T-Mobile waives £8,000 stolen mobile bill

Roaming risk

News of the British couple who had their mobile phone stolen on holiday, and subsequently faced a phone bill for GBP8,000, highlights the risk to both mobile phone users and operators associated with mobile roaming. But more could be done to avert the risk posed by phone fraudsters.

The latest mobile fraud news throws up a number of important issues in the mobile space. While most if not all mobile operators employ fraud detection software to try to prevent this kind of fraudulent use of a phone when it is lost or stolen, it is not foolproof, nor can it detect a fraud instantaneously.

Fraud detection software trawls through call records looking for anomalies or unusual behavior patterns that might be the result of a fraud. But for the software to work, it needs to analyze the latest call detail records (CDRs) to establish unusual behavior. When a mobile user is roaming outside of their own country these CDRs are not generated by their home operator but by partner operators. It can take several days for these records to be passed back to the home operator, during which time many thousands of pounds can be defrauded.

But there is something operators can do to protect themselves and their customers. One such system is called Near Real Time Roaming Data Exchange (NRTDE), developed by a little-known German company called OpTel Informatik. According to the company, instead of passing data slowly via the usual billing routes from one partner back to the home operator, NRTDE offers direct transfer via a centralized data exchange platform, using Internet Protocol.

It supports the common CDR standards, and because it can use Internet Protocol to transmit the data, it should be relatively inexpensive, according to OpTel Informatik. Because the information is passed in near real-time to a central exchange, fraud detection is much faster and risks are reduced.
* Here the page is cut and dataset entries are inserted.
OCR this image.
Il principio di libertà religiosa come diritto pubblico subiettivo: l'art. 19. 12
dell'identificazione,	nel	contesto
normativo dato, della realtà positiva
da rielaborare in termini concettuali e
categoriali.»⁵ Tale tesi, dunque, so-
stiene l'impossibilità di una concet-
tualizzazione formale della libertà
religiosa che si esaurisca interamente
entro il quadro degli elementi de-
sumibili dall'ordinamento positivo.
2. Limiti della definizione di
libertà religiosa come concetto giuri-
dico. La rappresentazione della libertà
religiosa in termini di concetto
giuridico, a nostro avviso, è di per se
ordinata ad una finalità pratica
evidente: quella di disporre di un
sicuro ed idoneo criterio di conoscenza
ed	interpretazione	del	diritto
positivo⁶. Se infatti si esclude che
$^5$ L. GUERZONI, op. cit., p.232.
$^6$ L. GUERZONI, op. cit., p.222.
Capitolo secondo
Meanwhile, until similar systems become widely adopted, the risk of fraudulent use of "roaming" mobile phones will be ever-present.

Another issue is that while the fraudulent use of a phone to make a call may cost either the owner of the phone or the operator several dollars per minute, with the move towards the use of mobile phones to handle more complex and higher value transactions, the potential damage wreaked by fraud could escalate.